The book documents Merge from its infancy in 1989, when Ballance’s bedroom served as her office. The label began as a way to sell cassette tapes for Superchunk, the then up-and-coming punk band.

“I had no idea it would last more than three months,” Ballance said. “It was something that Mac and I started when we were still in college, and I expected it to be something we did for fun for a little while before we moved on to whatever one does when one graduates.”

With the addition of Polvo in the early ’90s, the fledgling label had aligned itself with two of the most progressive and influential bands in the emerging Chapel Hill scene.

“For a long time Merge was pretty much regarded as Superchunk’s label,” Ballance said.

“Once we had other bands on the label that got a significant amount of press and attention from people we felt like, ‘Yes, we have a real label here.’”

It soon became clear that the two had a knack for finding artists who would benefit and diversify their label.

“There’s no genre-specific thing that we go for. It’s just music that Mac and I like,” Ballance said. This instinctual process has helped Merge sign such successes as Neutral Milk Hotel and Arcade Fire.

A look inside the newly released book shows aged photographs of Ballance with crimped jet-black hair and a cigarette alongside McCaughan’s hand-drawn chord charts and letters.

The writing process allowed co-author John Cook to discover the complexities and history behind music and artists in the Triangle on regular visits to Chapel Hill.

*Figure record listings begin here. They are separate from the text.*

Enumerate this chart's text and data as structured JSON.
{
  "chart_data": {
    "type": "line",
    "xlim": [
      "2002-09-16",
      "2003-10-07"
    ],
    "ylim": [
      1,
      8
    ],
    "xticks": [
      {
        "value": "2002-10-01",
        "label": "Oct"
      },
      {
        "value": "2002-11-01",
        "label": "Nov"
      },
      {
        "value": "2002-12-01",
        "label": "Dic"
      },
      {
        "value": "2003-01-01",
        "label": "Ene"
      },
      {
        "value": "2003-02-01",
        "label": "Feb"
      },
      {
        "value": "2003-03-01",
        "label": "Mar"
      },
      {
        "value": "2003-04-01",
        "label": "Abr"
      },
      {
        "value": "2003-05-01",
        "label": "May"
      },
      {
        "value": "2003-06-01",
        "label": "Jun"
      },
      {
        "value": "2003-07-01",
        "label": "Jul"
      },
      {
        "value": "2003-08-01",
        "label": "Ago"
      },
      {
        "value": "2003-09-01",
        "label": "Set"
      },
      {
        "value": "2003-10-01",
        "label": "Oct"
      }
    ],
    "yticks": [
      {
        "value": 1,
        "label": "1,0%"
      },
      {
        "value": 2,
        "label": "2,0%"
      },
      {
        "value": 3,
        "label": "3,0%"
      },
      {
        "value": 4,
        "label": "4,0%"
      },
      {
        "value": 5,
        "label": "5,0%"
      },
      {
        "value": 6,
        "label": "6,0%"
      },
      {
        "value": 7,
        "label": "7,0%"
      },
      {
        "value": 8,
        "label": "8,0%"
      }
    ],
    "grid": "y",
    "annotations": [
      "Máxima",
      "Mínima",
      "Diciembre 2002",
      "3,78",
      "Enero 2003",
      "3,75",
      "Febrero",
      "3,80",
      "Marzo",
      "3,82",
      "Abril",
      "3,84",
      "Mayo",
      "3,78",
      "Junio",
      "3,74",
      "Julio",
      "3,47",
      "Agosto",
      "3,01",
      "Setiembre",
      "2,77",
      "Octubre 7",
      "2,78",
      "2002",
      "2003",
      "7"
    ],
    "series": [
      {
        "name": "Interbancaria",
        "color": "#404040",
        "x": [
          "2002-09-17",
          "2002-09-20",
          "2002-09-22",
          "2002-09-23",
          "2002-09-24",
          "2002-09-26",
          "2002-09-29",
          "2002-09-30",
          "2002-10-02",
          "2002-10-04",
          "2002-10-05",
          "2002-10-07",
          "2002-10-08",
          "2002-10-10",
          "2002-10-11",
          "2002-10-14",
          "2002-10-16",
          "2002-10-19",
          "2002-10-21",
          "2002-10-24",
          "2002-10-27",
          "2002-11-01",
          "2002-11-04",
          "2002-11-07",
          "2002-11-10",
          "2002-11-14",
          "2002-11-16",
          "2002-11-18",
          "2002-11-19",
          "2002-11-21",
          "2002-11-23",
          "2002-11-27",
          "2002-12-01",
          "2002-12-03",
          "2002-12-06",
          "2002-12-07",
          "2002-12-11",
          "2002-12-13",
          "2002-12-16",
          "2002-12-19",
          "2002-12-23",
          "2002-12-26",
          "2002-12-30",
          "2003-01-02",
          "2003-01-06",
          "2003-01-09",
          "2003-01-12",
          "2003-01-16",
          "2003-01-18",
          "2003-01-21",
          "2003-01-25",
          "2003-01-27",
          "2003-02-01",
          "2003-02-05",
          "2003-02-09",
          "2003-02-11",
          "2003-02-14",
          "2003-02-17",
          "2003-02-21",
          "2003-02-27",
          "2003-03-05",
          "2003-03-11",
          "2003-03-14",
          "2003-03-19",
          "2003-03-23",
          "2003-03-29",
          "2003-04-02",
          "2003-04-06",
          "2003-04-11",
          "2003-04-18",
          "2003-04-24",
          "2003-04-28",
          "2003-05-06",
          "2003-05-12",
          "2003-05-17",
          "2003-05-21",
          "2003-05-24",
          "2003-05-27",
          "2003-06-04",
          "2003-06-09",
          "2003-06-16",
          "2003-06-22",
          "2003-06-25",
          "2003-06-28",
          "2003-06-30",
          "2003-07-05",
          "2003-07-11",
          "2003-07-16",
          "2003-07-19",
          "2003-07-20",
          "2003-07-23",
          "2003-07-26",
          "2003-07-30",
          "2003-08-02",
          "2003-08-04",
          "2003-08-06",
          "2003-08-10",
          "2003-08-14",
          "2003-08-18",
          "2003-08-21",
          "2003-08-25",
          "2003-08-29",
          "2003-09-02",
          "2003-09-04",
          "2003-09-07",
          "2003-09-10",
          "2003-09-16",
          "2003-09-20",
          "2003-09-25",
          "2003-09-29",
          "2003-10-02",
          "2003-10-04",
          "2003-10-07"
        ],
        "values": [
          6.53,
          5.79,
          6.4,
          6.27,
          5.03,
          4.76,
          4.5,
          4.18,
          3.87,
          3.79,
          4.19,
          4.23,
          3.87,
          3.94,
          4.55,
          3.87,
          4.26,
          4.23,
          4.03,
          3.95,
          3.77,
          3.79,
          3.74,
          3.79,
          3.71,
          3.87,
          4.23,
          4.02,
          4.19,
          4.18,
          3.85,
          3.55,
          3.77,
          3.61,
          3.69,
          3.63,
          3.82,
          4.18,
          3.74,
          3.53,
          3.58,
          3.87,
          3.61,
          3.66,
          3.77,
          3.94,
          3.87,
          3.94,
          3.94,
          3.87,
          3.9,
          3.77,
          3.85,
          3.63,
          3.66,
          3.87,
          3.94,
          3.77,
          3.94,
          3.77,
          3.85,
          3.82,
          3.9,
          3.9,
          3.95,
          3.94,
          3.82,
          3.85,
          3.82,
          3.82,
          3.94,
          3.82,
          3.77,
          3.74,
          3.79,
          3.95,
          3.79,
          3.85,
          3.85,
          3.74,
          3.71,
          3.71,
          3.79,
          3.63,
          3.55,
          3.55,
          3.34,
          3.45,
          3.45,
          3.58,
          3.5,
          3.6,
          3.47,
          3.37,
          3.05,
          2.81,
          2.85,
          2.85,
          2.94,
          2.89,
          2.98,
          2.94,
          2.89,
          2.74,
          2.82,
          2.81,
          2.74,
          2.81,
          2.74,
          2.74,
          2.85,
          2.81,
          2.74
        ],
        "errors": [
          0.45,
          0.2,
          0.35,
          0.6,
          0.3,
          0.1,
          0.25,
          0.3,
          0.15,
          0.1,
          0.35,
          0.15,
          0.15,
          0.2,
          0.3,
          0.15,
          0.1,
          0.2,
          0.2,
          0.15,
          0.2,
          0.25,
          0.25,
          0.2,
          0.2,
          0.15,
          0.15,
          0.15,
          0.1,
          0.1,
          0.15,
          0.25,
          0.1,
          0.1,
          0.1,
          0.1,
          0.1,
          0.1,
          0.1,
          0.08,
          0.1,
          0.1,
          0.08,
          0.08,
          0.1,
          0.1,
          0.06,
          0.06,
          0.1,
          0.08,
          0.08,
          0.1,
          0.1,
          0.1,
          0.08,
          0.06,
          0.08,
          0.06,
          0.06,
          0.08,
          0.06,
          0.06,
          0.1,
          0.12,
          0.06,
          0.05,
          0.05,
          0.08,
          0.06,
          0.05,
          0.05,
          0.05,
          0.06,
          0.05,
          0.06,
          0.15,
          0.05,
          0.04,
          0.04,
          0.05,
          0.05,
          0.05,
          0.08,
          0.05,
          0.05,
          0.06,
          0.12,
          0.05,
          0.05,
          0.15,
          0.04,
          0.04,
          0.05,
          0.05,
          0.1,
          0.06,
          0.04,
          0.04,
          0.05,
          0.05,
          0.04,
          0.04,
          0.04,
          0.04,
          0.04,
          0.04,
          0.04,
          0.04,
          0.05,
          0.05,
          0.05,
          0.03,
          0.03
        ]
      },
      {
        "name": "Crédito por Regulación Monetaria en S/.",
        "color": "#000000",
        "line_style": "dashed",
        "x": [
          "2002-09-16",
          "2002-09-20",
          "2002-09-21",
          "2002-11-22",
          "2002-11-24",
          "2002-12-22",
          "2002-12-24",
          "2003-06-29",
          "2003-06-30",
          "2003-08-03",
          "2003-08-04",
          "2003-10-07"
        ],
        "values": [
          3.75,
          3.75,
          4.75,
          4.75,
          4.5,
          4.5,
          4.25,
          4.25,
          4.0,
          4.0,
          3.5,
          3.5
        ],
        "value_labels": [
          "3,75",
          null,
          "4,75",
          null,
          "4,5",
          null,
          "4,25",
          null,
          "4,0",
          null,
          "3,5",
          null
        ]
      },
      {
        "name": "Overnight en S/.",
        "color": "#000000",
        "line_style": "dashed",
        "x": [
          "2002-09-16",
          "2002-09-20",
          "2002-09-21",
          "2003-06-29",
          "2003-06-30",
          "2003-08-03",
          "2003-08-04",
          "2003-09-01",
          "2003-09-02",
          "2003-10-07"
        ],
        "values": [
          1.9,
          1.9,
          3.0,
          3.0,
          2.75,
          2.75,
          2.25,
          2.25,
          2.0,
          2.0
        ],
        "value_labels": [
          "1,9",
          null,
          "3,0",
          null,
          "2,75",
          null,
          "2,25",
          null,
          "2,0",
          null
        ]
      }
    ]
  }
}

While he had expected a group of tight-knit musicians, he also found that the area’s musical history included a few feuds. During the early ’90s, the local scene was poised to put the area’s music on the map.

When Ballance split with Raleigh-based rock musician Scott Williams and began dating McCaughan, Raleigh and Chapel Hill had a new rivalry and two new kings of the rock scene.

“The facts are true, but looking back people laugh about saying that Scott Williams was the king of the Raleigh scene and Mac became the king of the Chapel Hill scene,” Cook said.

He found that the story might be more folklore than fact. “It was surprising to me that there was this kind of antagonism and then after that surprise, I was sort of surprised that the antagonism wasn’t real.”

And in the face of a changing industry and the ever-shifting nature of its own musical community, the co-founders of Merge have managed to maintain their growth with a simple philosophy.

“It’s always been one step at a time,” Ballance said. “Ten years ago we never aimed to be where we are now.”

“I think that’s been key to our survival. We don’t push ourselves too hard and overspend in an effort to get there.”